Thursday, January 29, 2009

Ah, that is the question

Jaimie wants to know "Is Frugality A Fad Or a Trend That Will Last?" (Frugal Hacks)

Well, the way I see it is kind of like this: I heard on the radio that McDonald's profits are up, not in spite of but because of "times-like-these." And yeah, even when I was pretty broke as a student, I ate out a lot (at the cheapest places I could find), because of various difficulties maintaining anything resembling a kitchen in a couple of the places I lived. There will always be people in boarding houses, single people, people running between one part-time job and another one who just need something to shovel in before the next shift starts.
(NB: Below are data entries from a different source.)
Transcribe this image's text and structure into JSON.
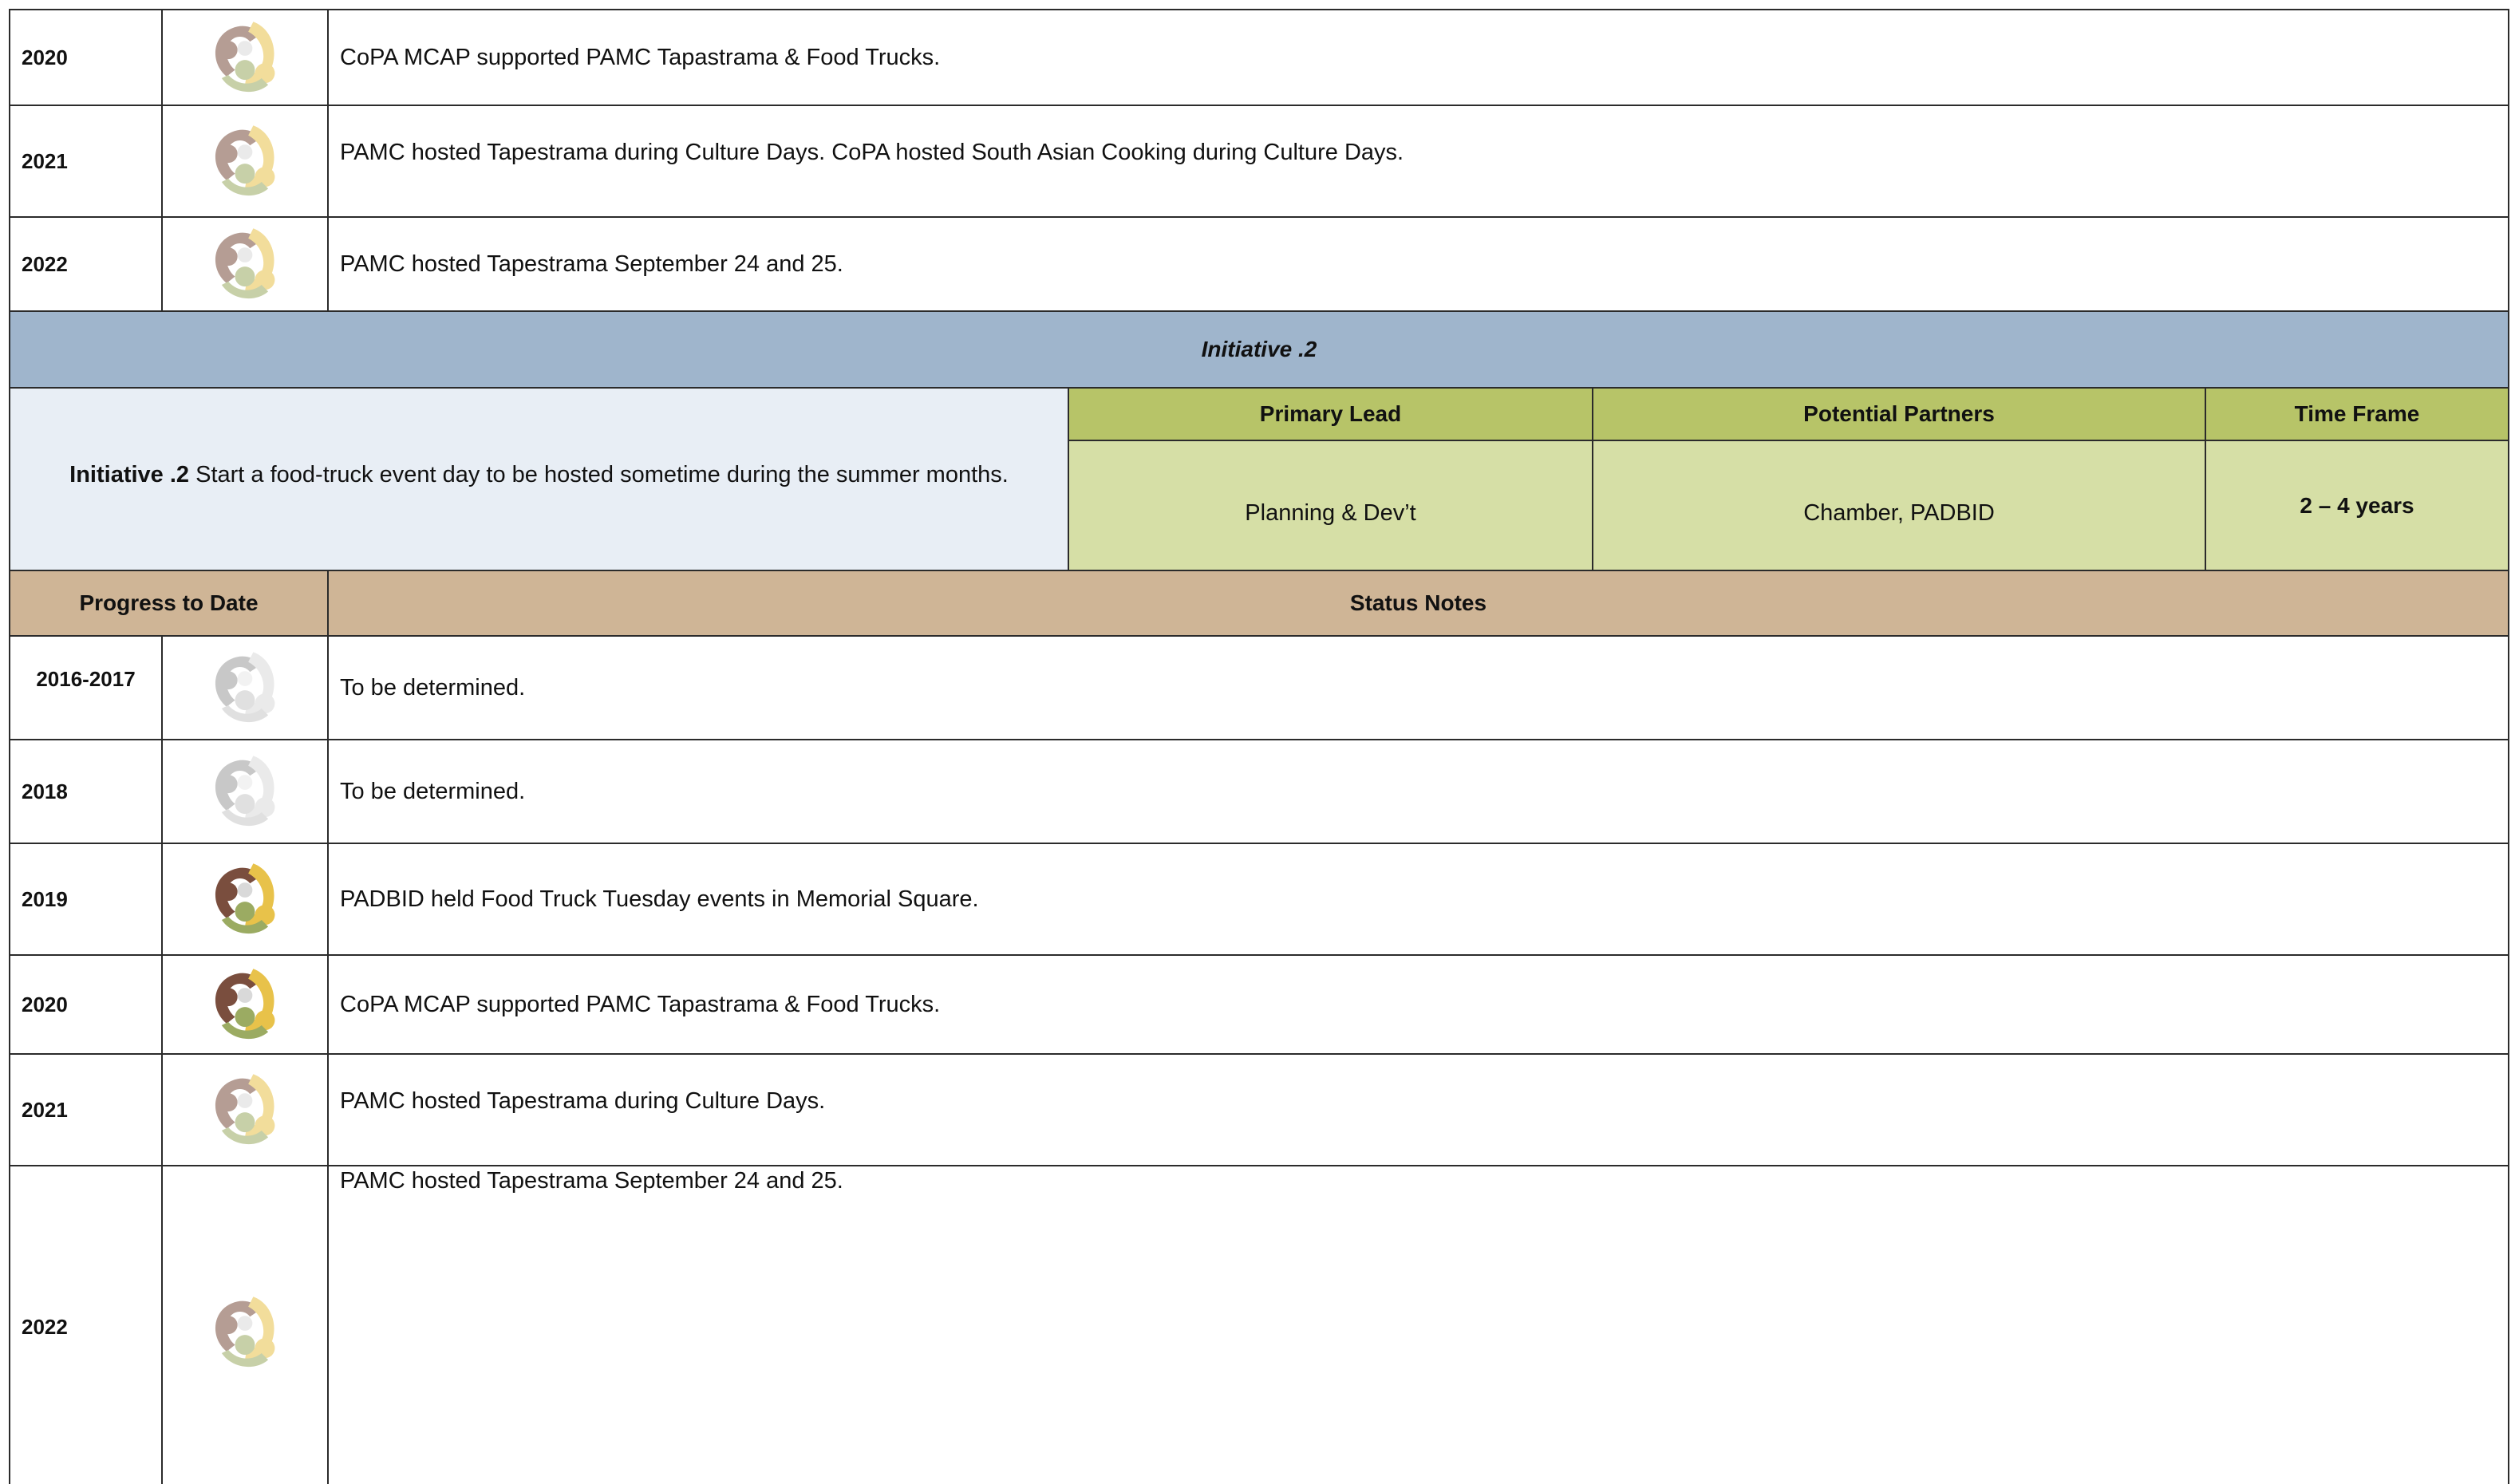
{
  "colors": {
    "initiative_bar": "#9fb5cc",
    "initiative_box": "#e8eef5",
    "green_header": "#b7c468",
    "green_cell": "#d6dfa6",
    "tan_header": "#cfb596",
    "border": "#2b2b2b"
  },
  "icons": {
    "progress": "progress-logo-icon"
  },
  "top_rows": [
    {
      "year": "2020",
      "note": "CoPA MCAP supported PAMC Tapastrama & Food Trucks."
    },
    {
      "year": "2021",
      "note": "PAMC hosted Tapestrama during Culture Days. CoPA hosted South Asian Cooking during Culture Days."
    },
    {
      "year": "2022",
      "note": "PAMC hosted Tapestrama September 24 and 25."
    }
  ],
  "initiative": {
    "bar_title": "Initiative .2",
    "label_bold": "Initiative .2",
    "description": " Start a food-truck event day to be hosted sometime during the summer months.",
    "headers": {
      "primary_lead": "Primary Lead",
      "potential_partners": "Potential Partners",
      "time_frame": "Time Frame"
    },
    "values": {
      "primary_lead": "Planning & Dev’t",
      "potential_partners": "Chamber, PADBID",
      "time_frame": "2 – 4 years"
    }
  },
  "progress_header": {
    "progress": "Progress to Date",
    "status": "Status Notes"
  },
  "bottom_rows": [
    {
      "year": "2016-2017",
      "note": "To be determined."
    },
    {
      "year": "2018",
      "note": "To be determined."
    },
    {
      "year": "2019",
      "note": "PADBID held Food Truck Tuesday events in Memorial Square."
    },
    {
      "year": "2020",
      "note": "CoPA MCAP supported PAMC Tapastrama & Food Trucks."
    },
    {
      "year": "2021",
      "note": "PAMC hosted Tapestrama during Culture Days."
    },
    {
      "year": "2022",
      "note": "PAMC hosted Tapestrama September 24 and 25."
    }
  ]
}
But that aside, the fact that so many people are still holding onto the fast food lifestyle says to me that "frugal" hasn't really hit home yet. It's still seen as a choice. That's a fad.

When times are really bad, it's not "frugal" so much as "broke," and you don't have a choice about it. If times stay tough, it doesn't matter if the rich and social are playing frugal and buying economy-brand bottled water; the people out of work don't care if it's cool to be frugal, they just have to pay the bills and eat. Or not, if they can't, sometimes with tragic results. (There's been another story in the news about a family who couldn't face unemployment, but I won't link to it.) You might say that many of the "broke" aren't necessarily frugal, especially if they don't have many coping skills to stretch a small income.
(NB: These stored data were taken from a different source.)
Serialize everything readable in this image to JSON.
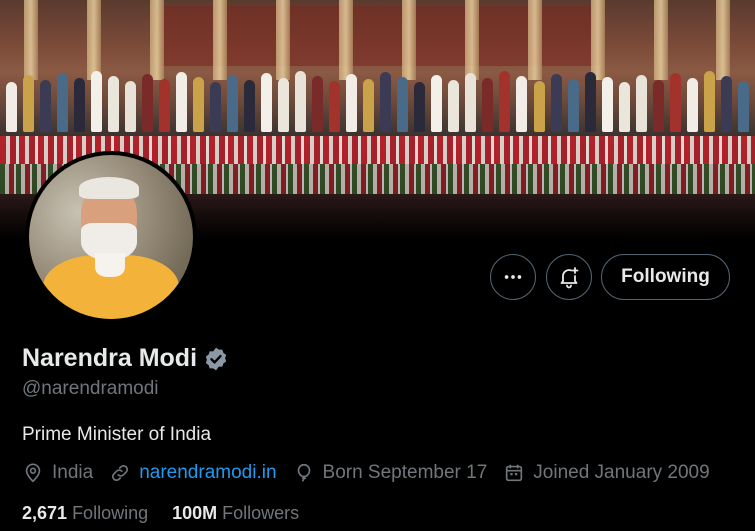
{
  "profile": {
    "name": "Narendra Modi",
    "handle": "@narendramodi",
    "bio": "Prime Minister of India",
    "verified_icon": "verified-badge-icon",
    "verified_color": "#8b98a5"
  },
  "actions": {
    "more_icon": "ellipsis-icon",
    "notify_icon": "bell-plus-icon",
    "follow_label": "Following"
  },
  "meta": {
    "location": "India",
    "website": "narendramodi.in",
    "born": "Born September 17",
    "joined": "Joined January 2009"
  },
  "stats": {
    "following_count": "2,671",
    "following_label": "Following",
    "followers_count": "100M",
    "followers_label": "Followers"
  },
  "colors": {
    "background": "#000000",
    "text_primary": "#e7e9ea",
    "text_secondary": "#71767b",
    "link": "#1d9bf0",
    "border": "#536471"
  }
}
That leaves the question of the rest of us, those who have been choosing to spend less for whatever reason or on whatever income, some of us since the last big recession, some much longer. We do know how to stretch recipes, how to make a whatsit out of what we have, how to keep wearing a pair of winter boots with a crack across the top (or, better, keep the boots from cracking in the first place). Some of us--like Kit's Aunt Millie--were raised to be frugal and will keep on being frugal; some have found ways to pass those values on to their children, others of us struggle with that. Frugal for us isn't a fad; some of us may have been pushed into it because of finances, and we don't necessarily find it 100% fun 100% of the time; but it's also a reflection of our values--environmental, spiritual, whatever--and those values are what will keep our frugal energy high, no matter what the economic times.